B: I see four white caps.
C: I see one black and three white caps.
D: I see four black caps.
Suppose E is wearing a white cap:
Then, D is lying and hence must be wearing a white cap. Since D and E both have white caps, A is lying and hence, he must be wearing white cap. If C is speaking truth, then C must be wearing a black cap and B must be wearing a black cap as observed by C. But, then B must observe a black cap on C. Hence, B must be lying. This implies that B is wearing a white cap which is a contradiction to C’s statement.
On the other hand, if C is lying, then C must be wearing a white cap.
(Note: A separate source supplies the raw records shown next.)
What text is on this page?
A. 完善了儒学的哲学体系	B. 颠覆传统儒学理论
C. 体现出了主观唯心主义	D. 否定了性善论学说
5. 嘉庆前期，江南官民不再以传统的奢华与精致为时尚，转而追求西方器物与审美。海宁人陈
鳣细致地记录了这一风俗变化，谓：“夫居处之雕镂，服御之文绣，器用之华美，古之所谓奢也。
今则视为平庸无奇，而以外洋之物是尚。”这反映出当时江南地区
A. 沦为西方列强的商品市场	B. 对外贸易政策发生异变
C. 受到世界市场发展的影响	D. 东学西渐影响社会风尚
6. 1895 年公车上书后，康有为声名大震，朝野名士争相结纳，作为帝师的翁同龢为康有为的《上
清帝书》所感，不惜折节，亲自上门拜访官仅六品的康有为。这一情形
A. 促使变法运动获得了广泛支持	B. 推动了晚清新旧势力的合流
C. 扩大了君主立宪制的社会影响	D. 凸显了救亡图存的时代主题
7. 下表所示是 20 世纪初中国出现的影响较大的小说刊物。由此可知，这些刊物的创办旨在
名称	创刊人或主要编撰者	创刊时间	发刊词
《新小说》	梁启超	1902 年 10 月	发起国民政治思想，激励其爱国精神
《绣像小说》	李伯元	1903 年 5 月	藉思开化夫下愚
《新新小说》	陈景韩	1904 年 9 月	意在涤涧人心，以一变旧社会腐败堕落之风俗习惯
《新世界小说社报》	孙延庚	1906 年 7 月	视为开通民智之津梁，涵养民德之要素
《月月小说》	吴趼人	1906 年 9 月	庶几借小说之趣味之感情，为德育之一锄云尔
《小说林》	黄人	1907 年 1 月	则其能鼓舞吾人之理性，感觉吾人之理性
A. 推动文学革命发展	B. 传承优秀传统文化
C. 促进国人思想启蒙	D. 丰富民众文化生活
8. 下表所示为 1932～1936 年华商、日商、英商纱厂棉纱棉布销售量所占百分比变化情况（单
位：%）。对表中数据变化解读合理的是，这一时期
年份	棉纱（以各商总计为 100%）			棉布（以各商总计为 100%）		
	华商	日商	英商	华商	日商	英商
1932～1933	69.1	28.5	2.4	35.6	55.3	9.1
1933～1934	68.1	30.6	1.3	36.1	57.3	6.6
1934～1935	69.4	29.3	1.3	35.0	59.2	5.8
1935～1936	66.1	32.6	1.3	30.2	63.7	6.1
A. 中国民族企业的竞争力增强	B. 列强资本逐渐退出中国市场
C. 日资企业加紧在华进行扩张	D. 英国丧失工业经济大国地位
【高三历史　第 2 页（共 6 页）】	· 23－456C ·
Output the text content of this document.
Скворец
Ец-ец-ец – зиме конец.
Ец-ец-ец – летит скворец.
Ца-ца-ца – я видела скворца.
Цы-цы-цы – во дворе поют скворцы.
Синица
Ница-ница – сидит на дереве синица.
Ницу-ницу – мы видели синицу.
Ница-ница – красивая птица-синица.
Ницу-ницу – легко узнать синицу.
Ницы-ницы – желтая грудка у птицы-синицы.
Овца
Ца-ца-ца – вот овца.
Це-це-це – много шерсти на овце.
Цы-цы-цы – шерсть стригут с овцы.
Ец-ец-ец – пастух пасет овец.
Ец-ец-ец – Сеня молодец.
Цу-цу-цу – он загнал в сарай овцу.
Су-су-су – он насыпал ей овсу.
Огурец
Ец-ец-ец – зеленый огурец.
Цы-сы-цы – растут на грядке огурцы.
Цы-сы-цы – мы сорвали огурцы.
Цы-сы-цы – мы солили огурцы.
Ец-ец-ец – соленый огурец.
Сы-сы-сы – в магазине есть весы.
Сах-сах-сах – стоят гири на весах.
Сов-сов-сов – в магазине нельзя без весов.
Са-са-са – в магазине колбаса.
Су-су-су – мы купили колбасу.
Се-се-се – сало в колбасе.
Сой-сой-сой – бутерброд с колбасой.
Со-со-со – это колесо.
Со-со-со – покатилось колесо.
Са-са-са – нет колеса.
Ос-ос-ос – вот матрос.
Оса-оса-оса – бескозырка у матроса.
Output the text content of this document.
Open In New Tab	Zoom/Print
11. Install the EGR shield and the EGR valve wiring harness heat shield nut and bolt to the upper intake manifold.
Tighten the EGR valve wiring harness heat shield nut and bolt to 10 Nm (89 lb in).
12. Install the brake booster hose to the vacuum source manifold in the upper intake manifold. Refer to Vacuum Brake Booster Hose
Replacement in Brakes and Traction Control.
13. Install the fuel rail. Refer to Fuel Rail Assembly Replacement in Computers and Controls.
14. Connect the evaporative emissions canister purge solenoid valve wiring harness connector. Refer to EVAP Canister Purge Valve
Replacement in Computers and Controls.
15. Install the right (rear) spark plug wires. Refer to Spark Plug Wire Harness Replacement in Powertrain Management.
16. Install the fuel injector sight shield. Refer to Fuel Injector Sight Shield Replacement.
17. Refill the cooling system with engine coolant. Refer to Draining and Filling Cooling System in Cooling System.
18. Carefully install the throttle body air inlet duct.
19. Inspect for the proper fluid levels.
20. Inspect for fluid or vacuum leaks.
Thus, A, C, D and E are wearing white caps which makes B’s statement true. But, then B must be wearing a black cap and this makes C statement correct.
Thus, E must be wearing a black cap. This implies that B is lying and hence, must be having a white cap. But, then D is lying and hence, must be having a white cap since B and D have white caps. A is not saying the truth. Hence, A must be wearing a white cap. These together imply that C is truthful. Hence, C must be wearing a black cap. Thus, we have the following distribution:
A: white cap; B: white cap; C: black cap; D: white cap; E: black cap.
Hope you enjoyed it! There can be some other approaches too starting with some other assumption(s).